1° maggio. Giornata di lotta, non solo di festa

 

Il Primo Maggio non è un appuntamento rituale, ma un’occasione per ribadire un significato e una storia di lotta. Anche se i decenni passano, esiste sempre una classe sfruttata (la classe lavoratrice) e una classe di sfruttatori (i capitalisti), esiste sempre un conflitto di classe, malgrado i vaticini dei sostenitori della “morte delle ideologie” e della “scomparsa della classe operaia”. E finché esisterà questo conflitto tra sfruttati e sfruttatori, allora il Primo Maggio manterrà sempre intatta tutta la sua importanza.

Il Primo Maggio non è solo una giornata di festa perché i lavoratori hanno ben poco da festeggiare, mentre hanno molto per cui lottare; oggi, purtroppo, lottando non per conquistare nuovi diritti e nuovi spazi di libertà, ma per cercare di mantenere diritti e spazi conquistati con dure lotte e che ora vengono, man mano, erosi.

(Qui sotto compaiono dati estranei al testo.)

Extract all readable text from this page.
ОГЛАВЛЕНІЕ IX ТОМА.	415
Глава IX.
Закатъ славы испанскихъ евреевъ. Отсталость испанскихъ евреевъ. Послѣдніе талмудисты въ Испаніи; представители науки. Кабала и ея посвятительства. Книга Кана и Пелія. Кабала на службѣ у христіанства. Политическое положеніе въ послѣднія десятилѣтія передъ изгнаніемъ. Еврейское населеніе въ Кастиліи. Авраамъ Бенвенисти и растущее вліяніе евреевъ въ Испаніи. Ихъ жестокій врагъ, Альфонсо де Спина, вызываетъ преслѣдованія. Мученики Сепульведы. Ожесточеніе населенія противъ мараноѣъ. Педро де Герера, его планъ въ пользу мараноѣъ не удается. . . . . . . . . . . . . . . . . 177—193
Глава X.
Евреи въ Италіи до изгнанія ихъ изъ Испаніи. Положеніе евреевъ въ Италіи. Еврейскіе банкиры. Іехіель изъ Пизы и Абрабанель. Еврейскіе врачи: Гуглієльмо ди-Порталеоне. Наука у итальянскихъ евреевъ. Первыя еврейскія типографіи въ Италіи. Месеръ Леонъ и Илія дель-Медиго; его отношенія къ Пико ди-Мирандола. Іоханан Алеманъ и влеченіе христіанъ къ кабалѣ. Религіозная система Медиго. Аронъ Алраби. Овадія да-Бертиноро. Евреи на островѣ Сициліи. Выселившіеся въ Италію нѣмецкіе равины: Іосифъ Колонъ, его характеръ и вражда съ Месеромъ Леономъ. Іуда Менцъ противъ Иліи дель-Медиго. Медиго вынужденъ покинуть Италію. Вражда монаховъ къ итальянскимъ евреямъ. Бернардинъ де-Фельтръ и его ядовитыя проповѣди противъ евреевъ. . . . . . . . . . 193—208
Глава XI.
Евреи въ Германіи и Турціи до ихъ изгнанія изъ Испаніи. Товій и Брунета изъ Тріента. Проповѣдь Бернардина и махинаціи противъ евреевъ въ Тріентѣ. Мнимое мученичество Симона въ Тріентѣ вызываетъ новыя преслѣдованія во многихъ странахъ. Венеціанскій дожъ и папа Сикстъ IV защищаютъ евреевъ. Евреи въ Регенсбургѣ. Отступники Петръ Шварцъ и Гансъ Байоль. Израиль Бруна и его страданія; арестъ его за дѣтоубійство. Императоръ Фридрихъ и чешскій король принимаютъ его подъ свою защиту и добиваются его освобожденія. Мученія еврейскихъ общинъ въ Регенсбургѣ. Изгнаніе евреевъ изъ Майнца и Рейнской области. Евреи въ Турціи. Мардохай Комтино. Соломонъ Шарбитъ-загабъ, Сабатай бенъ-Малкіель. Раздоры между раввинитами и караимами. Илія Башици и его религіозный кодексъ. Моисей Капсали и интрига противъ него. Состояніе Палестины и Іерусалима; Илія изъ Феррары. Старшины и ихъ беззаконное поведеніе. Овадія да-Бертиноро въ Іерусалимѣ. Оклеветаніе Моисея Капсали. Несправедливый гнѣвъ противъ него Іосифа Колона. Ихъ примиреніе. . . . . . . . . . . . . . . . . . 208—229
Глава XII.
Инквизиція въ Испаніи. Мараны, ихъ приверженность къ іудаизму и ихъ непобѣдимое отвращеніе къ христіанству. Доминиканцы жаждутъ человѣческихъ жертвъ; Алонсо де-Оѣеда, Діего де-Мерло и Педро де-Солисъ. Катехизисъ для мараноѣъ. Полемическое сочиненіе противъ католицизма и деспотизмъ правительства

La giornata del Primo Maggio è legata alle lotte per la settimana corta, cioè per le 8 ore lavorative, ed ha le sue radici nel movimento operaio americano, uno dei più combattivi di quel tempo. All’epoca, la giornata lavorativa era dall’alba al tramonto e fu solo nel 1834 che le lotte dei lavoratori portarono alla giornata di 10 ore. Ma fu merito del movimento dei lavoratori australiano che, coniando lo slogan “8 ore per lavorare, 8 ore per riposare, 8 ore per il resto” fecero diventare la rivendicazione delle 8 ore patrimonio del movimento operaio americano prima e internazionale poi.

Ma perché proprio il Primo Maggio? Il 1 maggio 1886 scesero in sciopero gli operai di Chicago ed il 4 maggio, durante una manifestazione di protesta per l’uccisione di sei operai alla McCormick Reaper Works da parte della polizia, in Haymarket Square, viene lanciata una bomba, e negli scontri che ne seguirono morirono sette agenti e tre lavoratori.

Per questi fatti furono condannati e impiccati 5 esponenti del movimento dei lavoratori. L’anno successivo, il sindacato americano propose la data del Primo Maggio come giornata di lotta per le otto ore.

Nel 1891, la II Internazionale sancì questa data come giornata internazionale di lotta per la giornata corta, con scioperi simultanei in tutte le città del mondo e per ricordare i fatti di Haymarket Square.

Negli anni successivi il Primo Maggio diventò una delle date più importanti per le lotte del proletariato internazionale e alla rivendicazione delle 8 ore ne furono aggiunte altre, e cioè: 1) solidarietà internazionale della classe lavoratrice; 2) suffragio universale; 3) guerra contro la guerra; 4) lotta contro l’oppressione coloniale; 5) libertà per i prigionieri politici; 6) diritto ad organizzazioni politiche ed economiche della classe lavoratrice.

In Europa il Primo Maggio fu celebrato per la prima volta nel 1890; in Italia nel 1891. Il Primo Ministro Crispi vietò ogni manifestazione, ma i lavoratori scesero ugualmente in piazza e negli scontri con la polizia 2 di loro furono uccisi e decine feriti. Nel 1898 la celebrazione del Primo Maggio si legò ai cosiddetti “moti del pane” che furono repressi in modo durissimo dal generale Bava Beccaris che a Milano fece prendere a cannonate i manifestanti da parte dell’esercito, ottenendo una decorazione da Umberto I, il “re galantuomo”.

Con l’avvento del fascismo la ricorrenza fu soppressa, e fu ripristinata solo nel 1945, dopo la vittoria della Guerra di Liberazione. Anche dopo il “ritorno della democrazia” in Italia, le manifestazioni e le lotte operaie subirono sempre la repressione della polizia e dei carabinieri.

Si arriva così al 2 maggio del 1947, quando a Portella delle Ginestre, in Sicilia, operai e contadini si unirono per celebrare il Primo Maggio e per lottare contro i latifondisti, quando furono falciati dalle raffiche di mitra sparate dalla banda del mafioso Salvatore Giuliano, che operava al servizio della mafia e della DC locale, e che venne armato dai carabinieri.

In quel tragico giorno ci furono 11 morti e più di 50 feriti, a ribadire come ancora quel giorno, e lo fu anche in seguito, le lotte dei lavoratori di tutte le categorie, sono state pagate con il loro sangue.

E’ per non dimenticare questi fatti, è per non dimenticare che mai nessuno ha regalato qualcosa ai lavoratori, che noi siamo qua a ricordarne brevemente la storia, per non dimenticare, per continuare a lottare.